Cela peut paraître très technique. Il n’en est rien. On est là face à un problème politique de grande ampleur voire à un scandale d’État. Un petit flash-back permet d’expliciter cette thèse :
1. Avril 2015, l’ASN rend enfin public défaillances et irrégularités de la cuve installée quelques mois plus tôt dans le bâtiment réacteur de l’EPR ;
2. Juillet 2015, au titre de la transposition du droit européen un décret autorise des procédures dérogatoires en cas de non-conformité d’équipements sous pression
3. Décembre 2015, AREVA et EDF consentent à un programme d’essai d’une ampleur non négligeable puisqu’il n’y a pas eu autant d’essais depuis le lancement du programme nucléaire au début des années 1970 ;
4. Janvier 2016 : un arrêté bouclé entre Noël et le Jour de l’an précise l’application du décret de Juillet pour les installations nucléaires de base [10]…
C’est le fameux « arrêté qui tombe à pic » dont il a déjà été question sur ce blog [11]. Sa publication a fait scandale à l’époque et motivé des plaintes de nombreuses associations écologistes qui ont bien compris qu’une application peu scrupuleuse du dit texte pouvait satisfaire les industriels au péril de la sûreté nucléaire.
L’Autorité de sûreté prépare donc sa réponse à une demande autorisée d’AREVA qui pourrait permettre l’utilisation d’une cuve qui ne correspond pas au requis réglementaire de l’arrêté du 12 décembre 2005 relatif aux équipements sous pression nucléaires et même du fameux décret du 2 avril 1926 modifié portant règlement sur les appareils à vapeur autres que ceux placés à bord des bateaux…
Aujourd’hui rien n’est écrit mais on peut craindre que le texte final qui sera soumis à consultation du public au cours de l’été soit du même tonneau que ce qui a été débattu dans le cadre du Groupe permanent d’expert puis de l’ANCCLI le 05 juillet.
Cela créerait un précédent pour le moins dommageable. Autoriser une installation nucléaire de base et a fortiori un réacteur dont l’élément central n’est conforme ni à la réglementation et ni aux normes industrielles (code RCCM) serait dérangeant.
Trop d’incertitudes entourent l’analyse qui est faite des données recueillies à l’occasion du programme d’essais mis en œuvre par AREVA… d’autant plus que celui-ci n’est pas totalement fini. Trop de doutes n’ont pas été levés sur les conséquences de l’utilisation de cette cuve et de son couvercle au vu de la nécessaire protection des intérêts mentionnés à l’article L 593-1 du Code de l’environnement. Trop d’argent a déjà été perdu aux dépends de la transition énergétique pour tenter de finir un réacteur trop cher, trop complexe et si peu robuste.

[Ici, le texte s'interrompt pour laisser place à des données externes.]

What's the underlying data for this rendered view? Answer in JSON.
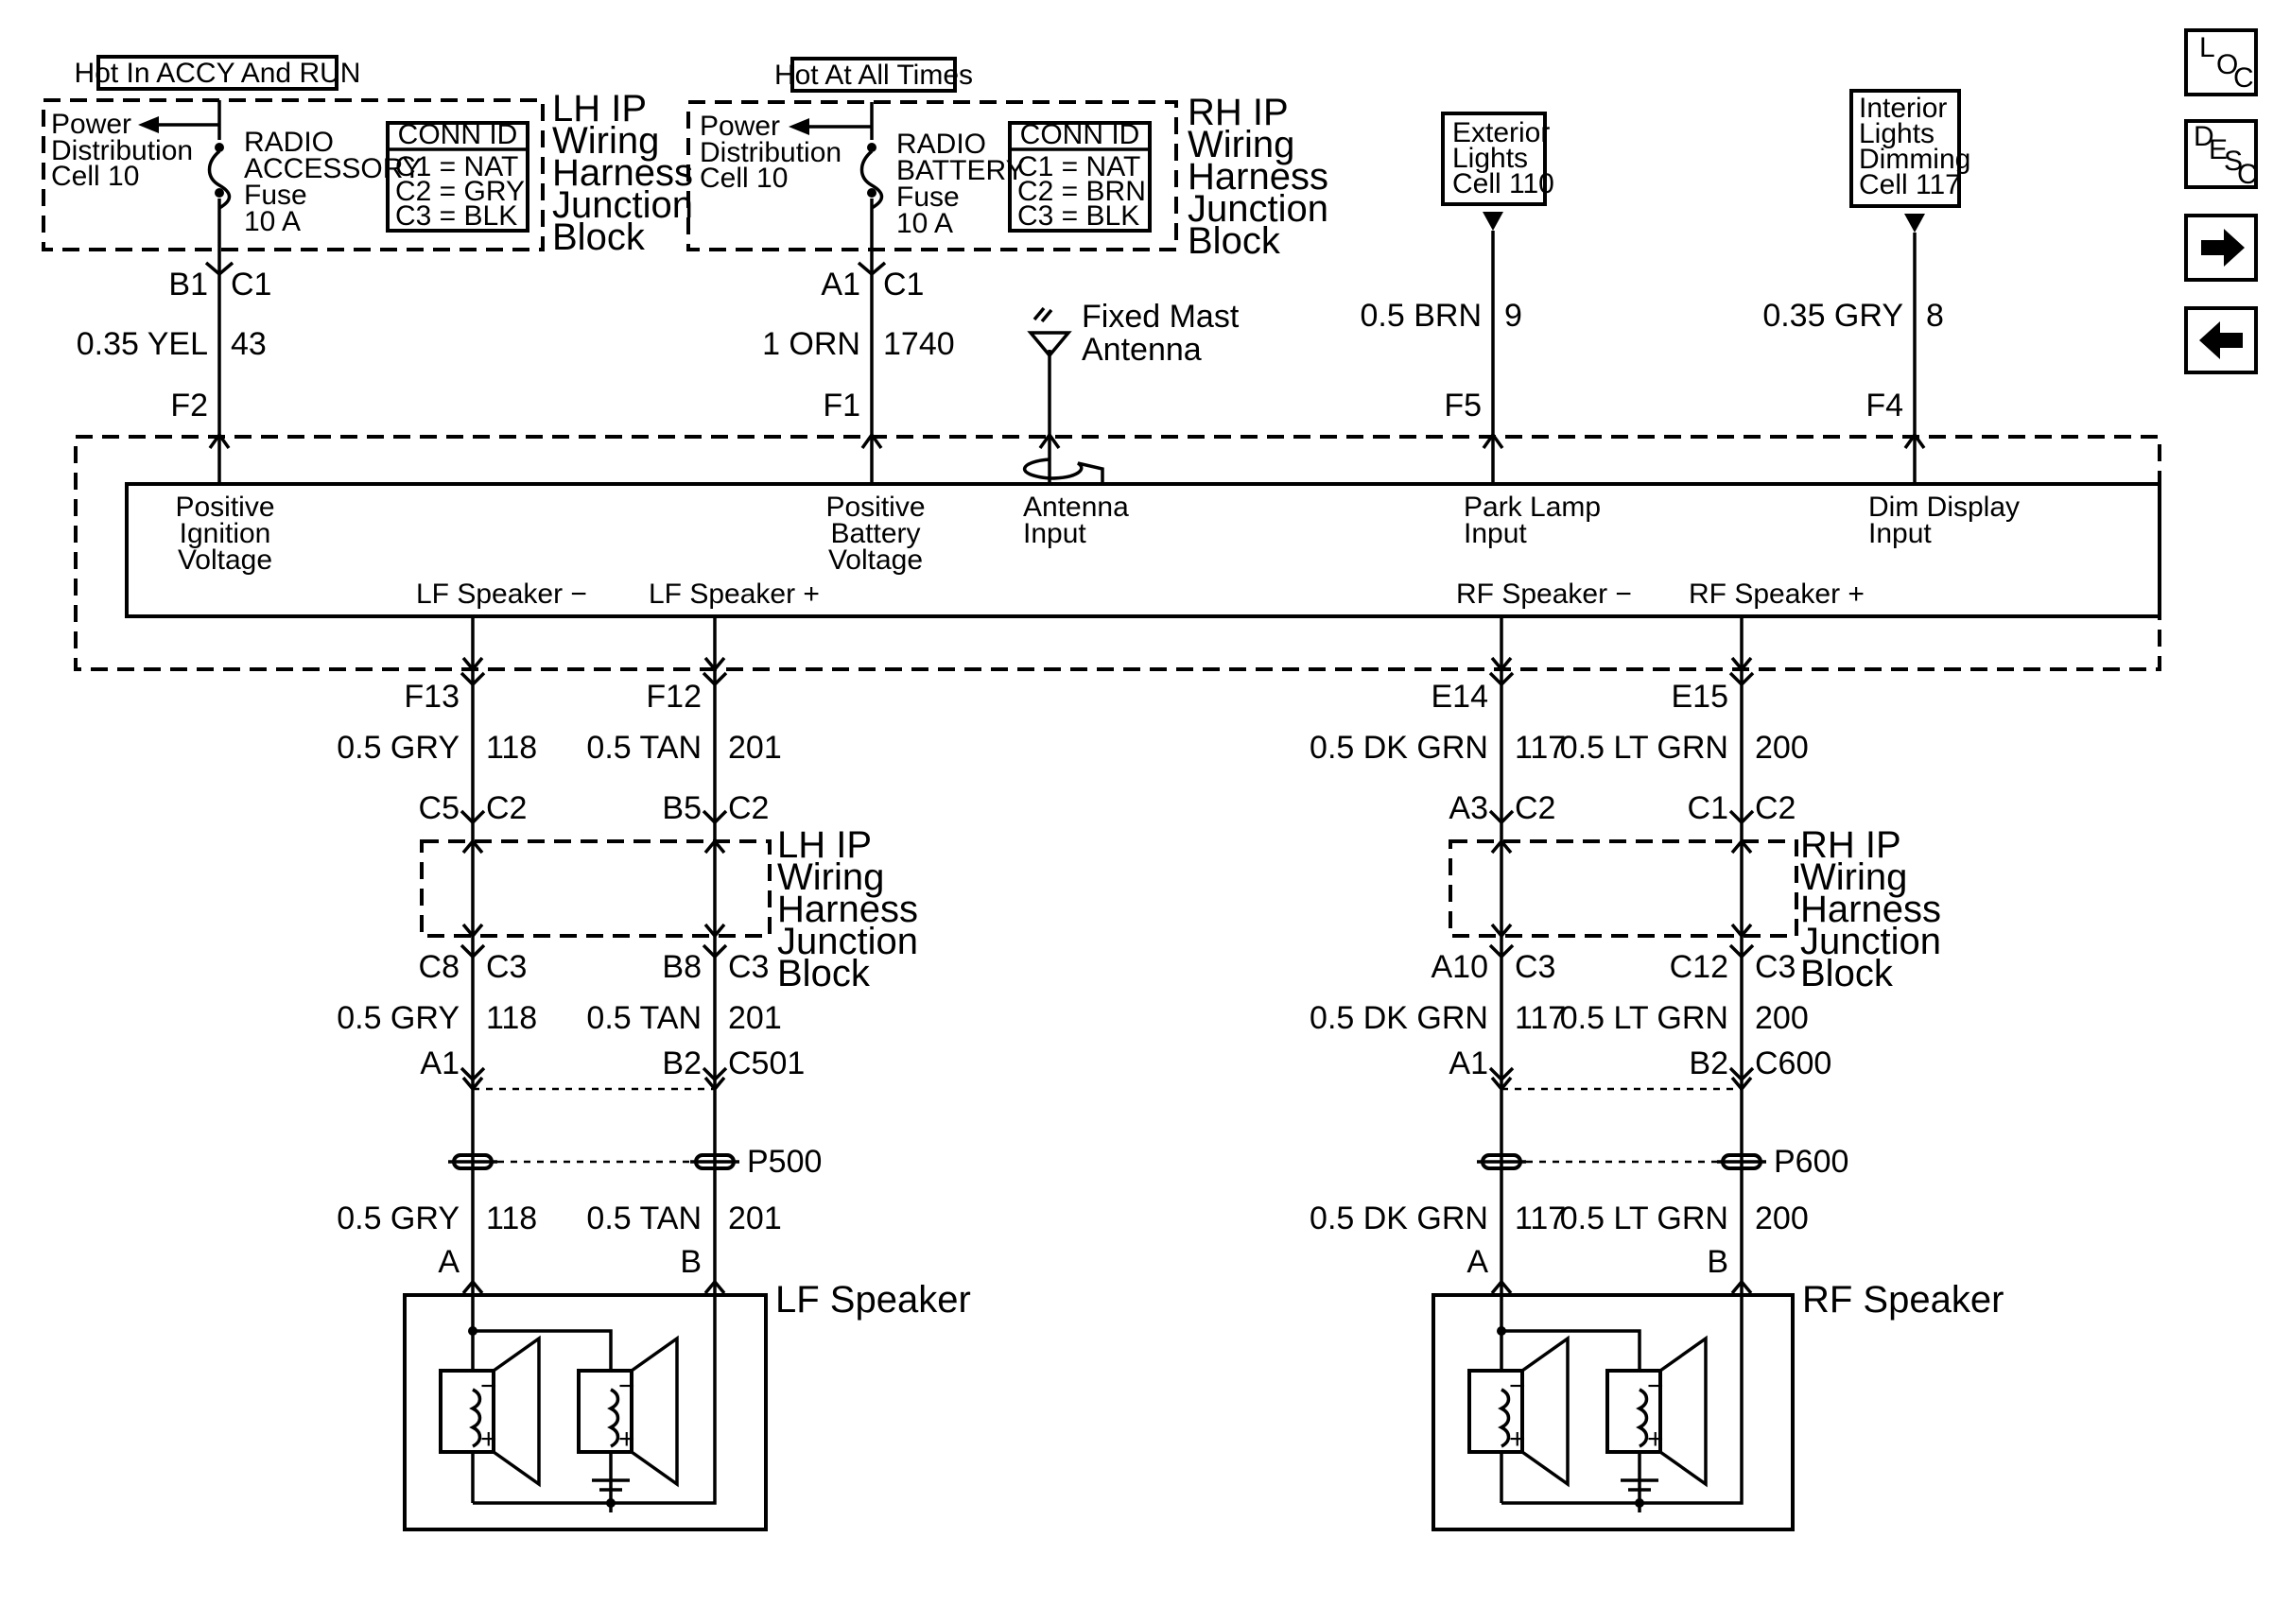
{
  "supply": {
    "lh": {
      "title": "Hot In ACCY And RUN",
      "pdc": [
        "Power",
        "Distribution",
        "Cell 10"
      ],
      "fuse": [
        "RADIO",
        "ACCESSORY",
        "Fuse",
        "10 A"
      ],
      "conn_title": "CONN ID",
      "conn": [
        "C1 = NAT",
        "C2 = GRY",
        "C3 = BLK"
      ],
      "block": [
        "LH IP",
        "Wiring",
        "Harness",
        "Junction",
        "Block"
      ]
    },
    "rh": {
      "title": "Hot At All Times",
      "pdc": [
        "Power",
        "Distribution",
        "Cell 10"
      ],
      "fuse": [
        "RADIO",
        "BATTERY",
        "Fuse",
        "10 A"
      ],
      "conn_title": "CONN ID",
      "conn": [
        "C1 = NAT",
        "C2 = BRN",
        "C3 = BLK"
      ],
      "block": [
        "RH IP",
        "Wiring",
        "Harness",
        "Junction",
        "Block"
      ]
    }
  },
  "refs": {
    "exterior": [
      "Exterior",
      "Lights",
      "Cell 110"
    ],
    "interior": [
      "Interior",
      "Lights",
      "Dimming",
      "Cell 117"
    ]
  },
  "antenna": [
    "Fixed Mast",
    "Antenna"
  ],
  "top_wires": [
    {
      "pin_top": "B1",
      "conn_top": "C1",
      "wire": "0.35 YEL",
      "circuit": "43",
      "radio_pin": "F2"
    },
    {
      "pin_top": "A1",
      "conn_top": "C1",
      "wire": "1 ORN",
      "circuit": "1740",
      "radio_pin": "F1"
    },
    {
      "wire": "0.5 BRN",
      "circuit": "9",
      "radio_pin": "F5"
    },
    {
      "wire": "0.35 GRY",
      "circuit": "8",
      "radio_pin": "F4"
    }
  ],
  "radio": {
    "inputs": [
      [
        "Positive",
        "Ignition",
        "Voltage"
      ],
      [
        "Positive",
        "Battery",
        "Voltage"
      ],
      [
        "Antenna",
        "Input"
      ],
      [
        "Park Lamp",
        "Input"
      ],
      [
        "Dim Display",
        "Input"
      ]
    ],
    "outputs": [
      "LF Speaker −",
      "LF Speaker +",
      "RF Speaker −",
      "RF Speaker +"
    ]
  },
  "lower": {
    "lf": {
      "wires": [
        {
          "radio_pin": "F13",
          "wire": "0.5 GRY",
          "circuit": "118",
          "jb_in_pin": "C5",
          "jb_in_conn": "C2",
          "jb_out_pin": "C8",
          "jb_out_conn": "C3",
          "inline_pin": "A1",
          "spk_pin": "A"
        },
        {
          "radio_pin": "F12",
          "wire": "0.5 TAN",
          "circuit": "201",
          "jb_in_pin": "B5",
          "jb_in_conn": "C2",
          "jb_out_pin": "B8",
          "jb_out_conn": "C3",
          "inline_pin": "B2",
          "spk_pin": "B"
        }
      ],
      "block": [
        "LH IP",
        "Wiring",
        "Harness",
        "Junction",
        "Block"
      ],
      "inline_conn": "C501",
      "pass_through": "P500",
      "speaker": "LF Speaker"
    },
    "rf": {
      "wires": [
        {
          "radio_pin": "E14",
          "wire": "0.5 DK GRN",
          "circuit": "117",
          "jb_in_pin": "A3",
          "jb_in_conn": "C2",
          "jb_out_pin": "A10",
          "jb_out_conn": "C3",
          "inline_pin": "A1",
          "spk_pin": "A"
        },
        {
          "radio_pin": "E15",
          "wire": "0.5 LT GRN",
          "circuit": "200",
          "jb_in_pin": "C1",
          "jb_in_conn": "C2",
          "jb_out_pin": "C12",
          "jb_out_conn": "C3",
          "inline_pin": "B2",
          "spk_pin": "B"
        }
      ],
      "block": [
        "RH IP",
        "Wiring",
        "Harness",
        "Junction",
        "Block"
      ],
      "inline_conn": "C600",
      "pass_through": "P600",
      "speaker": "RF Speaker"
    }
  },
  "nav": {
    "loc": [
      "L",
      "O",
      "C"
    ],
    "desc": [
      "D",
      "E",
      "S",
      "C"
    ],
    "forward_icon": "arrow-right-icon",
    "back_icon": "arrow-left-icon"
  }
}
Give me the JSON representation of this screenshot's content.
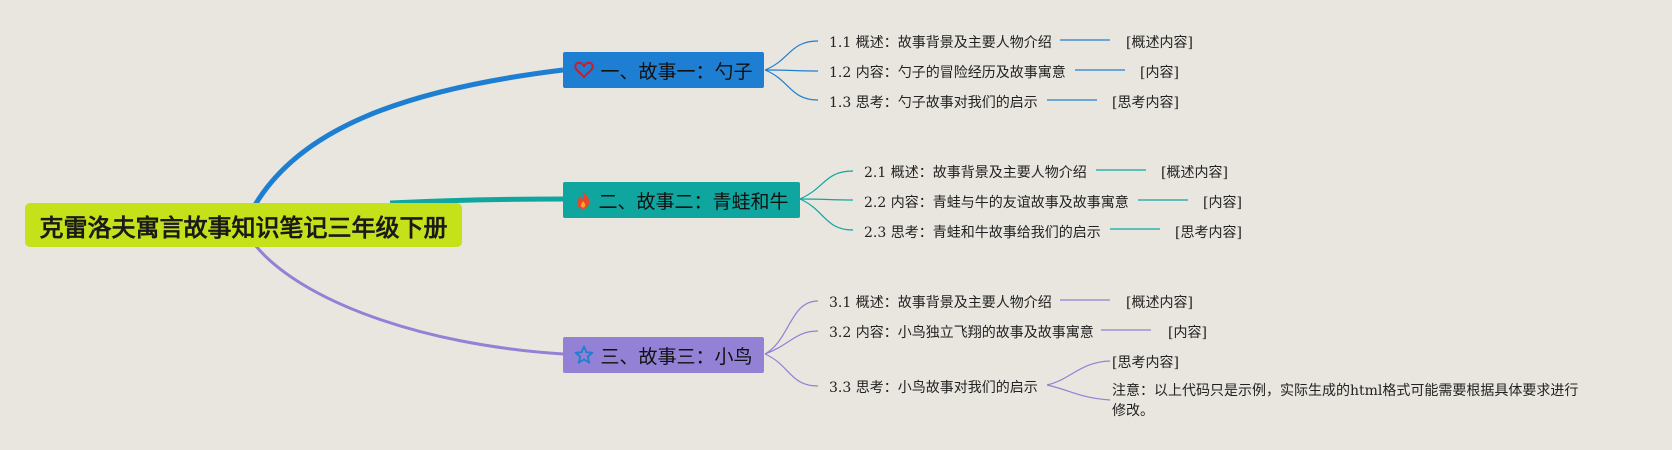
{
  "root": {
    "title": "克雷洛夫寓言故事知识笔记三年级下册"
  },
  "colors": {
    "root": "#c5e11a",
    "b1": "#1e7fd2",
    "b2": "#0fa6a0",
    "b3": "#9281d5"
  },
  "branches": [
    {
      "label": "一、故事一：勺子",
      "icon": "heart-icon",
      "items": [
        {
          "text": "1.1 概述：故事背景及主要人物介绍",
          "detail": "[概述内容]"
        },
        {
          "text": "1.2 内容：勺子的冒险经历及故事寓意",
          "detail": "[内容]"
        },
        {
          "text": "1.3 思考：勺子故事对我们的启示",
          "detail": "[思考内容]"
        }
      ]
    },
    {
      "label": "二、故事二：青蛙和牛",
      "icon": "fire-icon",
      "items": [
        {
          "text": "2.1 概述：故事背景及主要人物介绍",
          "detail": "[概述内容]"
        },
        {
          "text": "2.2 内容：青蛙与牛的友谊故事及故事寓意",
          "detail": "[内容]"
        },
        {
          "text": "2.3 思考：青蛙和牛故事给我们的启示",
          "detail": "[思考内容]"
        }
      ]
    },
    {
      "label": "三、故事三：小鸟",
      "icon": "star-icon",
      "items": [
        {
          "text": "3.1 概述：故事背景及主要人物介绍",
          "detail": "[概述内容]"
        },
        {
          "text": "3.2 内容：小鸟独立飞翔的故事及故事寓意",
          "detail": "[内容]"
        },
        {
          "text": "3.3 思考：小鸟故事对我们的启示",
          "detail": "[思考内容]",
          "note": "注意：以上代码只是示例，实际生成的html格式可能需要根据具体要求进行修改。"
        }
      ]
    }
  ]
}
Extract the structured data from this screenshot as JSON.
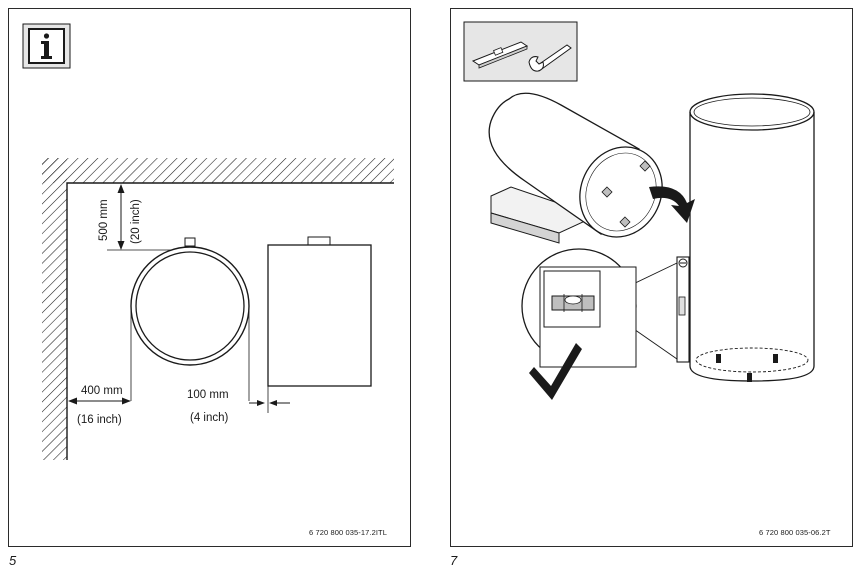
{
  "figures": [
    {
      "number": "5",
      "reference_code": "6 720 800 035-17.2ITL",
      "icon": "info-icon",
      "dimensions": {
        "top_clearance": "500 mm",
        "top_clearance_imperial": "(20 inch)",
        "side_clearance": "400 mm",
        "side_clearance_imperial": "(16 inch)",
        "gap": "100 mm",
        "gap_imperial": "(4 inch)"
      }
    },
    {
      "number": "7",
      "reference_code": "6 720 800 035-06.2T",
      "tools": [
        "spirit-level-icon",
        "wrench-icon"
      ],
      "status_icon": "checkmark-icon"
    }
  ],
  "colors": {
    "line": "#1a1a1a",
    "shade": "#d9d9d9",
    "panel_border": "#2b2b2b"
  }
}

Somme toute ce à quoi nous avons affaire dépasse le strict cadre du nucléaire. Tous ceux et celles qui sont attachés à l’État de droit et à la réelle autonomie des Autorités administratives indépendantes doivent s’emparer de la consultation qui va être très prochainement organisée par l’ASN sur la cuve de l’EPR pour affirmer un « non » franc et massif à tout ce qui pourrait permettre à l’industriel de disposer d’une dérogation aberrante et persévérer dans cette impasse nommée EPR.